I asked Butch Davis about the run defense at various points throughout the season. Early on, Davis attributed it to youth and lack of time having played together.
After the FAU game which was the worst performance of the season, Davis harped on “fundamentals and technique and tackling.”
Following the season-finale against Marshall, Davis had what may have been his most telling quote.
“People are spreading you out and making you cover the entire field, there’s some things either scheme-wise or personnel-wise that we have to take a long look at in the off-season. When you get out in the perimeter and you’re trying to cover the run because they’re in four-receiver sets, it’s good to cover, but we need to get guys off the blocks because we’ve only got five guys in the box.”
For what it’s worth, Guy’s units during his final three seasons as Tulsa’s defensive coordinator ranked ninth in tackles for loss during that span.
Mid-season grade: C
End of regular season grade: C
Linebacker: Heading into the season much of the talk was surrounding how Fermin Silva would fare as a hybrid OLB/DE.

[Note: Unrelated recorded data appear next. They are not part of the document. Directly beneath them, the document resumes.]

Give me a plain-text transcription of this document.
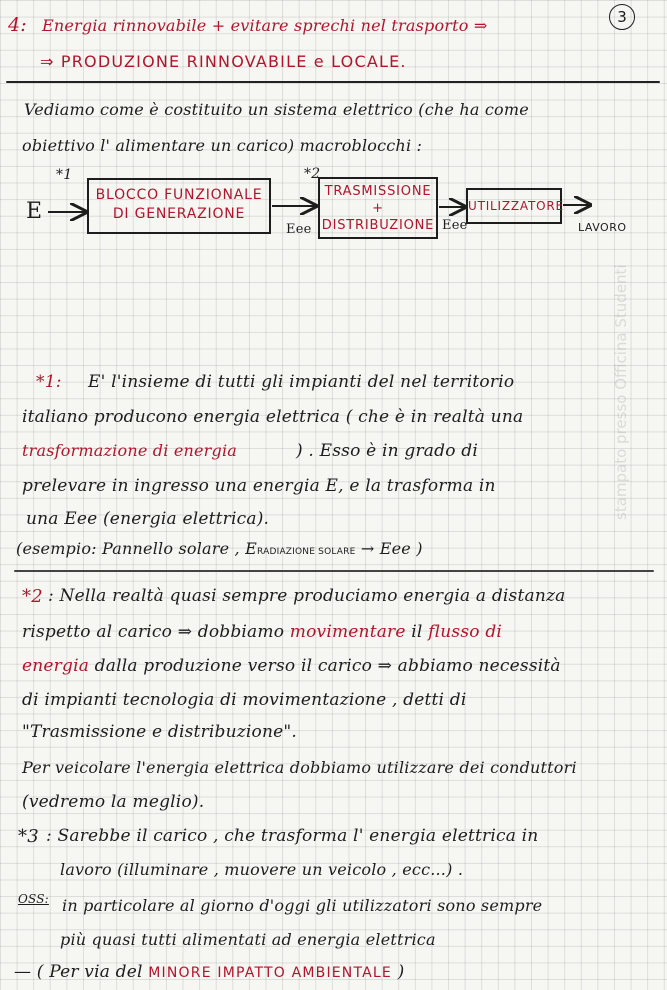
3
4: Energia rinnovabile + evitare sprechi nel trasporto ⇒
⇒ PRODUZIONE RINNOVABILE e LOCALE.
Vediamo come è costituito un sistema elettrico (che ha come
obiettivo l' alimentare un carico) macroblocchi :
E
*1	*2
BLOCCO FUNZIONALE
DI GENERAZIONE
TRASMISSIONE
+
DISTRIBUZIONE
UTILIZZATORE
Eee	Eee	LAVORO
*1: E' l'insieme di tutti gli impianti del nel territorio
italiano producono energia elettrica ( che è in realtà una
trasformazione di energia	) . Esso è in grado di
prelevare in ingresso una energia E, e la trasforma in
una Eee (energia elettrica).
(esempio: Pannello solare , ERADIAZIONE SOLARE → Eee )
*2 : Nella realtà quasi sempre produciamo energia a distanza
rispetto al carico ⇒ dobbiamo movimentare il flusso di
energia dalla produzione verso il carico ⇒ abbiamo necessità
di impianti tecnologia di movimentazione , detti di
"Trasmissione e distribuzione".
Per veicolare l'energia elettrica dobbiamo utilizzare dei conduttori
(vedremo la meglio).
*3 : Sarebbe il carico , che trasforma l' energia elettrica in
lavoro (illuminare , muovere un veicolo , ecc...) .
OSS: in particolare al giorno d'oggi gli utilizzatori sono sempre
più quasi tutti alimentati ad energia elettrica
— ( Per via del MINORE IMPATTO AMBIENTALE )
stampato presso Officina Studenti
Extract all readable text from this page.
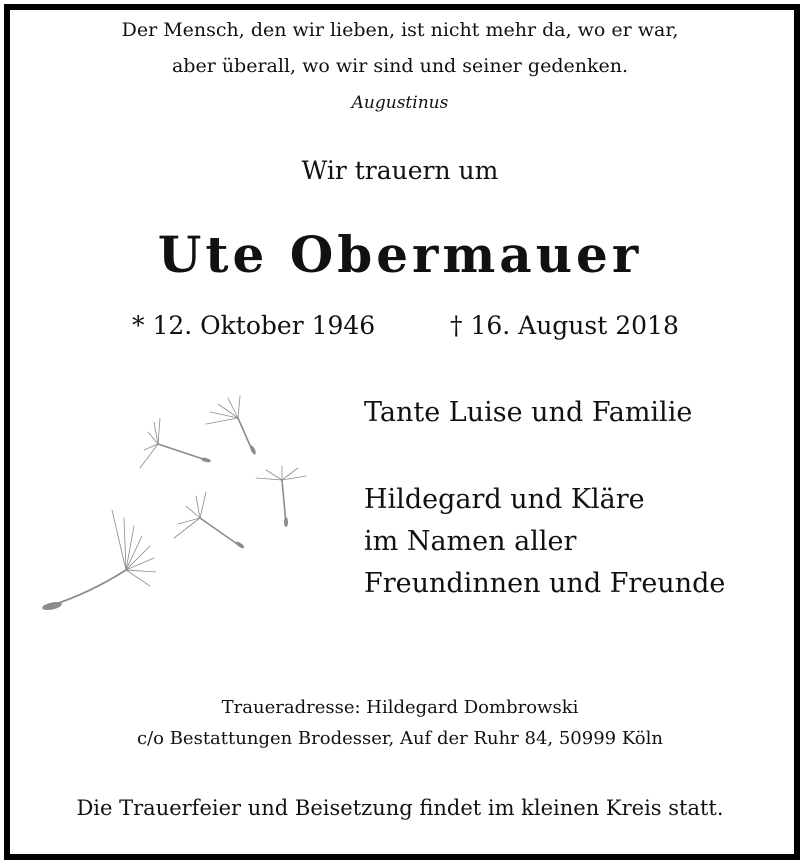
Der Mensch, den wir lieben, ist nicht mehr da, wo er war,
aber überall, wo wir sind und seiner gedenken.
Augustinus
Wir trauern um
Ute Obermauer
* 12. Oktober 1946	† 16. August 2018
Tante Luise und Familie
Hildegard und Kläre
im Namen aller
Freundinnen und Freunde
Traueradresse: Hildegard Dombrowski
c/o Bestattungen Brodesser, Auf der Ruhr 84, 50999 Köln
Die Trauerfeier und Beisetzung findet im kleinen Kreis statt.
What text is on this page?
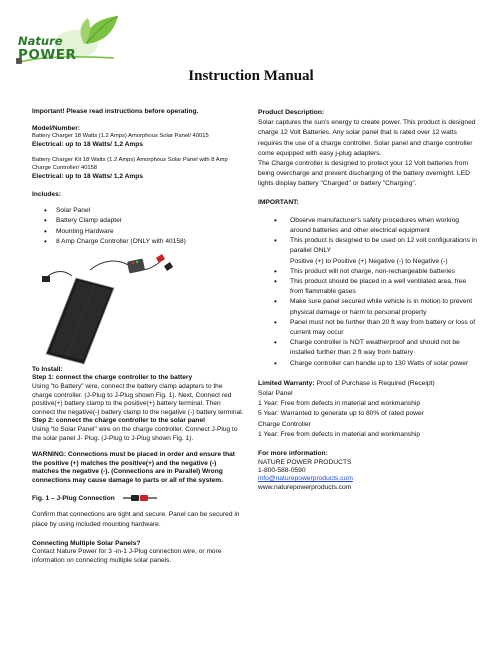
Nature
POWER
Instruction Manual
Important! Please read instructions before operating.
Model/Number:
Battery Charger 18 Watts (1.2 Amps) Amorphous Solar Panel/ 40015
Electrical: up to 18 Watts/ 1.2 Amps
Battery Charger Kit 18 Watts (1.2 Amps) Amorphous Solar Panel with 8 Amp Charge Controller/ 40158
Electrical: up to 18 Watts/ 1.2 Amps
Includes:
• Solar Panel
• Battery Clamp adapter
• Mounting Hardware
• 8 Amp Charge Controller (ONLY with 40158)
To Install:
Step 1: connect the charge controller to the battery
Using "to Battery" wire, connect the battery clamp adapters to the charge controller. (J-Plug to J-Plug shown Fig. 1). Next, Connect red positive(+) battery clamp to the positive(+) battery terminal. Then connect the negative(-) battery clamp to the negative (-) battery terminal.
Step 2: connect the charge controller to the solar panel
Using "to Solar Panel" wire on the charge controller. Connect J-Plug to the solar panel J- Plug. (J-Plug to J-Plug shown Fig. 1).
WARNING: Connections must be placed in order and ensure that the positive (+) matches the positive(+) and the negative (-) matches the negative (-). (Connections are in Parallel) Wrong connections may cause damage to parts or all of the system.
Fig. 1 – J-Plug Connection
Confirm that connections are tight and secure. Panel can be secured in place by using included mounting hardware.
Connecting Multiple Solar Panels?
Contact Nature Power for 3 -in-1 J-Plug connection wire, or more information on connecting multiple solar panels.
Product Description:
Solar captures the sun's energy to create power. This product is designed charge 12 Volt Batteries. Any solar panel that is rated over 12 watts requires the use of a charge controller. Solar panel and charge controller come equipped with easy j-plug adapters.
The Charge controller is designed to protect your 12 Volt batteries from being overcharge and prevent discharging of the battery overnight. LED lights display battery "Charged" or battery "Charging".
IMPORTANT:
• Observe manufacturer's safety procedures when working around batteries and other electrical equipment
• This product is designed to be used on 12 volt configurations in parallel ONLY
Positive (+) to Positive (+) Negative (-) to Negative (-)
• This product will not charge, non-rechargeable batteries
• This product should be placed in a well ventilated area, free from flammable gases
• Make sure panel secured while vehicle is in motion to prevent physical damage or harm to personal property
• Panel must not be further than 20 ft way from battery or loss of current may occur
• Charge controller is NOT weatherproof and should not be installed further than 2 ft way from battery
• Charge controller can handle up to 130 Watts of solar power
Limited Warranty: Proof of Purchase is Required (Receipt)
Solar Panel
1 Year: Free from defects in material and workmanship
5 Year: Warranted to generate up to 80% of rated power
Charge Controller
1 Year: Free from defects in material and workmanship
For more information:
NATURE POWER PRODUCTS
1-800-588-0590
info@naturepowerproducts.com
www.naturepowerproducts.com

By the end, it was about how middle linebacker Sage Lewis seamlessly made the transition inside from his outside backer spot.

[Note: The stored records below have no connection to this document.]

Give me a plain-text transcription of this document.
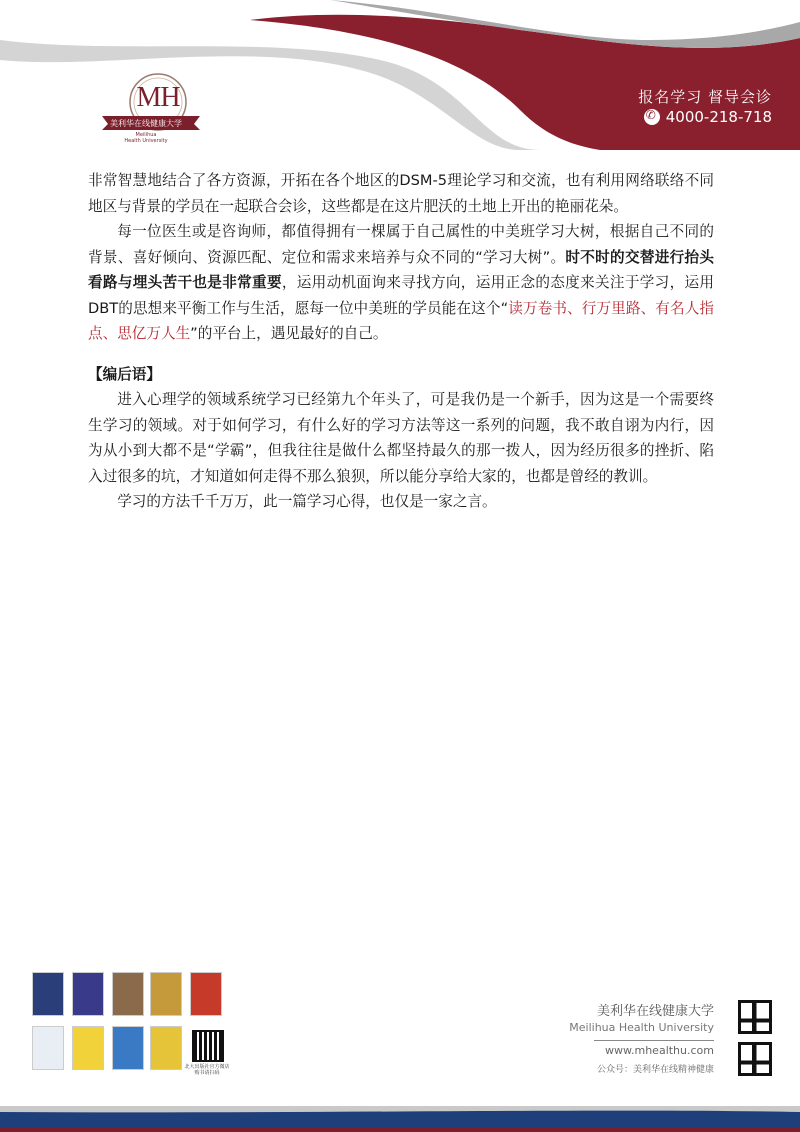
MH
美利华在线健康大学
Meilihua
Health University
报名学习 督导会诊
✆
4000-218-718

非常智慧地结合了各方资源，开拓在各个地区的DSM-5理论学习和交流，也有利用网络联络不同地区与背景的学员在一起联合会诊，这些都是在这片肥沃的土地上开出的艳丽花朵。

每一位医生或是咨询师，都值得拥有一棵属于自己属性的中美班学习大树，根据自己不同的背景、喜好倾向、资源匹配、定位和需求来培养与众不同的“学习大树”。时不时的交替进行抬头看路与埋头苦干也是非常重要，运用动机面询来寻找方向，运用正念的态度来关注于学习，运用DBT的思想来平衡工作与生活，愿每一位中美班的学员能在这个“读万卷书、行万里路、有名人指点、思亿万人生”的平台上，遇见最好的自己。

【编后语】

进入心理学的领域系统学习已经第九个年头了，可是我仍是一个新手，因为这是一个需要终生学习的领域。对于如何学习，有什么好的学习方法等这一系列的问题，我不敢自诩为内行，因为从小到大都不是“学霸”，但我往往是做什么都坚持最久的那一拨人，因为经历很多的挫折、陷入过很多的坑，才知道如何走得不那么狼狈，所以能分享给大家的，也都是曾经的教训。

学习的方法千千万万，此一篇学习心得，也仅是一家之言。

北大出版社官方微店
购书请扫码
美利华在线健康大学
Meilihua Health University
www.mhealthu.com
公众号：美利华在线精神健康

The junior was named to the C-USA all-conference first-team in his debut season at MIKE linebacker. Lewis broke the program’s single-season mark for tackles in a season (126) and entrenched himself as the leader of the defense.
Because of the aforementioned spreading out of the defense by opposing teams, Silva spent a majority of his snaps at defensive end. As he was finding his form coming off of a two-sack game versus Miami, Silva would have to miss the rest of the season due to injury.

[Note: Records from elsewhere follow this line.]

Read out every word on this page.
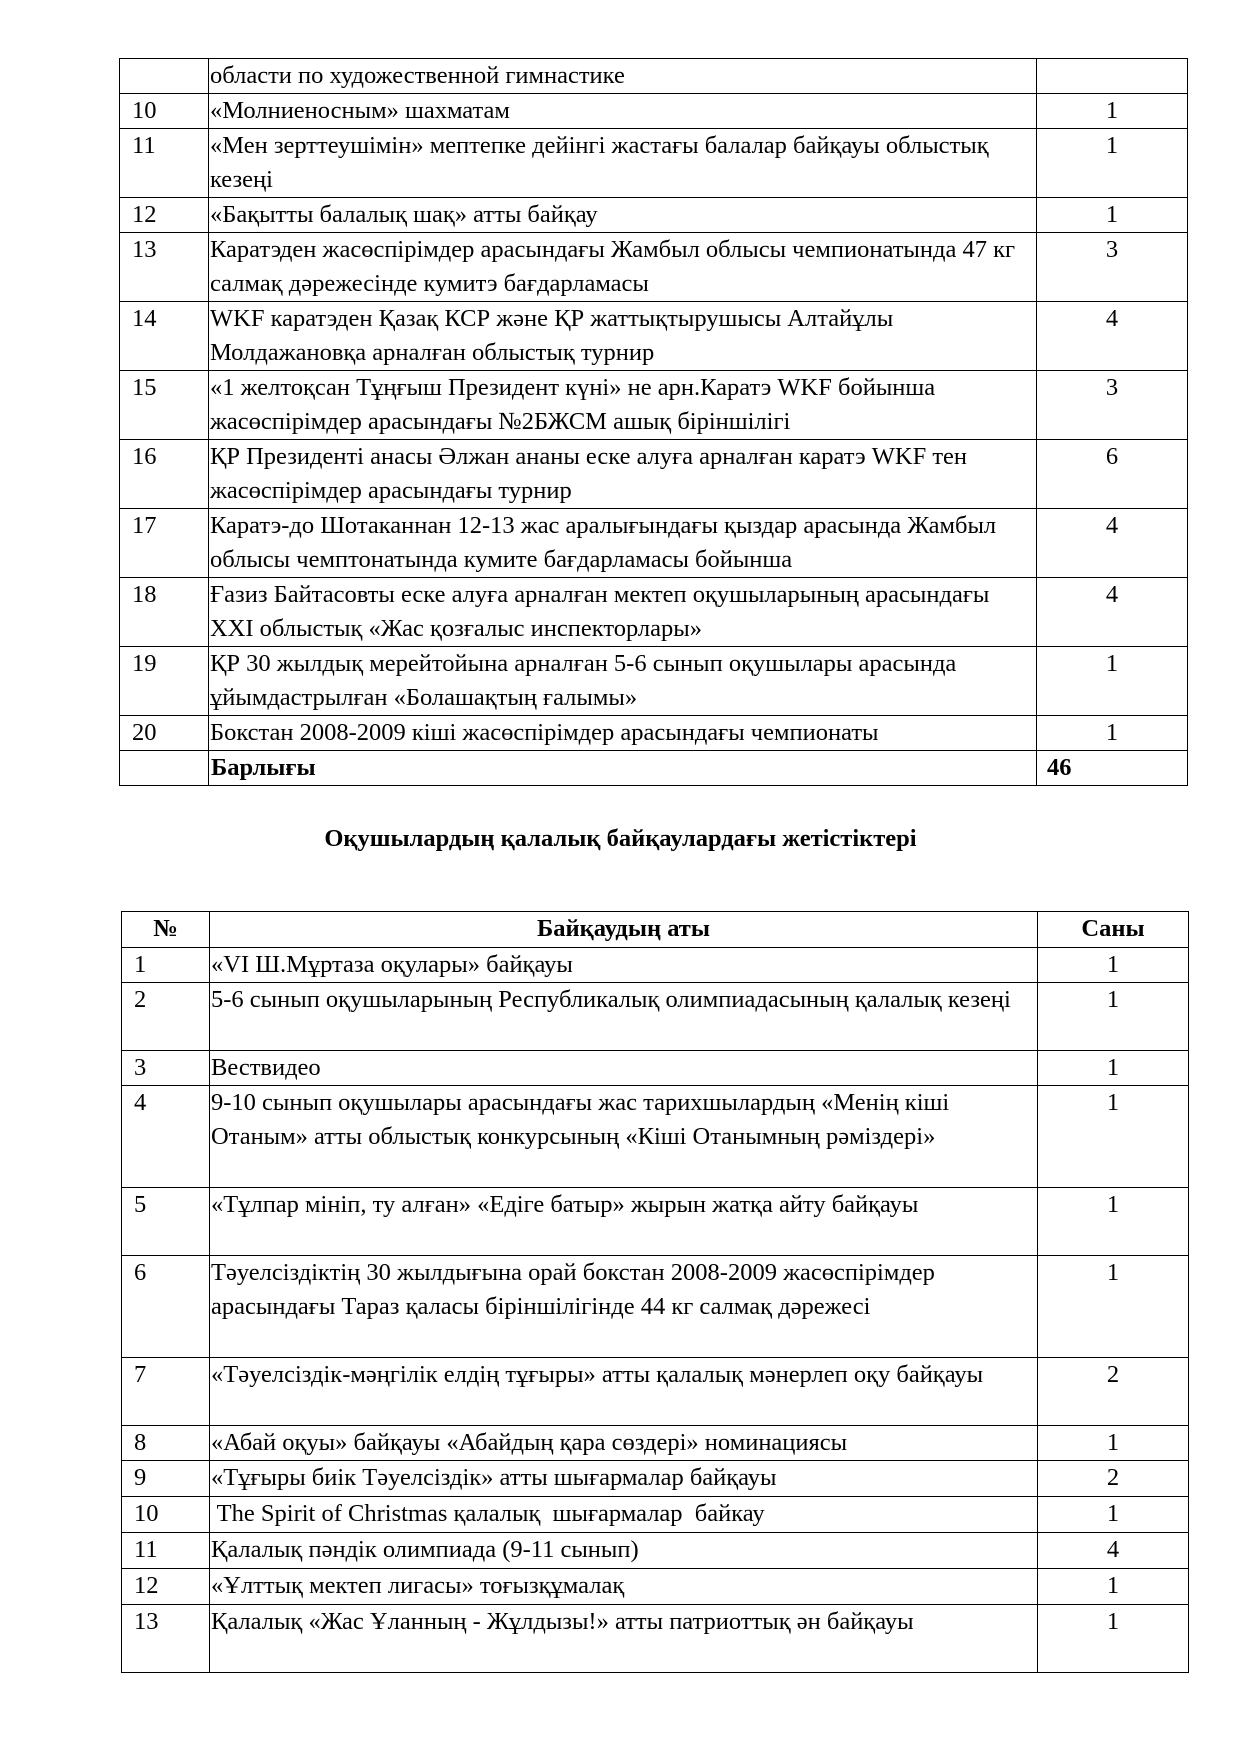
	области по художественной гимнастике	
10	«Молниеносным» шахматам	1
11	«Мен зерттеушімін» мептепке дейінгі жастағы балалар байқауы облыстық кезеңі	1
12	«Бақытты балалық шақ» атты байқау	1
13	Каратэден жасөспірімдер арасындағы Жамбыл облысы чемпионатында 47 кг салмақ дәрежесінде кумитэ бағдарламасы	3
14	WKF каратэден Қазақ КСР және ҚР жаттықтырушысы Алтайұлы Молдажановқа арналған облыстық турнир	4
15	«1 желтоқсан Тұңғыш Президент күні» не арн.Каратэ WKF бойынша жасөспірімдер арасындағы №2БЖСМ ашық біріншілігі	3
16	ҚР Президенті анасы Әлжан ананы еске алуға арналған каратэ WKF тен жасөспірімдер арасындағы турнир	6
17	Каратэ-до Шотаканнан 12-13 жас аралығындағы қыздар арасында Жамбыл облысы чемптонатында кумите бағдарламасы бойынша	4
18	Ғазиз Байтасовты еске алуға арналған мектеп оқушыларының арасындағы XXI облыстық «Жас қозғалыс инспекторлары»	4
19	ҚР 30 жылдық мерейтойына арналған 5-6 сынып оқушылары арасында ұйымдастрылған «Болашақтың ғалымы»	1
20	Бокстан 2008-2009 кіші жасөспірімдер арасындағы чемпионаты	1
	Барлығы	46
Оқушылардың қалалық байқаулардағы жетістіктері
№	Байқаудың аты	Саны
1	«VI Ш.Мұртаза оқулары» байқауы	1
2	5-6 сынып оқушыларының Республикалық олимпиадасының қалалық кезеңі	1
3	Вествидео	1
4	9-10 сынып оқушылары арасындағы жас тарихшылардың «Менің кіші Отаным» атты облыстық конкурсының «Кіші Отанымның рәміздері»	1
5	«Тұлпар мініп, ту алған» «Едіге батыр» жырын жатқа айту байқауы	1
6	Тәуелсіздіктің 30 жылдығына орай бокстан 2008-2009 жасөспірімдер арасындағы Тараз қаласы біріншілігінде 44 кг салмақ дәрежесі	1
7	«Тәуелсіздік-мәңгілік елдің тұғыры» атты қалалық мәнерлеп оқу байқауы	2
8	«Абай оқуы» байқауы «Абайдың қара сөздері» номинациясы	1
9	«Тұғыры биік Тәуелсіздік» атты шығармалар байқауы	2
10	The Spirit of Christmas қалалық  шығармалар  байкау	1
11	Қалалық пәндік олимпиада (9-11 сынып)	4
12	«Ұлттық мектеп лигасы» тоғызқұмалақ	1
13	Қалалық «Жас Ұланның - Жұлдызы!» атты патриоттық ән байқауы	1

Texas transfer Edwin Freeman arrived late in the off-season to secure the weak-side spot. Once he found his footing and rounded into football shape, Freeman performed well recording 89 tackles and led the team in TFL’s and run-stuffs.
Freshman Rocky Jacques-Louis is a talented player with a tremendous upside. His athleticism was on display immediately with his two interceptions and is very capable of playing sideline to sideline because of his speed and pursuit.
The unit does share in the responsibility of stopping the run.
While Freeman and Lewis racked up the tackles, far too many of those came with running backs reaching their second level of defense.
Mid-season grade: B
End of regular season grade: B+
Defensive Backs: At the start of the season, the FIU secondary was looked at as potentially the weakest part of their defense.
By the end, they were much improved and very much a strength.
Indiana was able to complete passes at will, Jonathan Duhart looked like he may a record day in the first-half of the Old Dominion game and Miami’s N’Kosi Perry had his best outing of the season against the Panthers.
The final two-thirds of the season saw the defensive backs shut down the opposition and create turnovers that helped FIU rank 12th in the nation in turnover margin.
Stantley Thomas-Oliver has all of the makings of an elite DB. The former all-freshman performer at receiver earned a starting spot after the Arkansas Pine-Bluff game and didn’t look back.
Veteran Emmanuel Lubin was steady as the other starting corner. Isaiah Brown returned from missing most of ‘17 with an injury and is still looking to regain the form that saw his as the team’s best DB in 2016.
The Panthers are in great shape at the safety spot.
Redshirt freshman Dorian Hall provided size and playmaking ability tying the team lead in interceptions (3) with fellow free safety Richard Dames.
Davis who’s normally short on comparisons has likened Dames to former Miami safety Edward Reed. “Richard Dames is a ferocious tackler, he’s got some traits like Ed Reed,” said Davis.
At the strong safety spot, FIU has Olin Cushion III, who had the game-sealing interception against MTSU and Tyree Johnson who’s valuable in dime/quarter packages as well as on special teams.
The major hindrance of secondary has to be their size. Thomas-Oliver and Hall will be especially needed in that department.
Size match-ups severely hurt FIU in the opening contest versus Indiana’s Donovan Hale and the season-finale against Marshall’s Tyre Brady.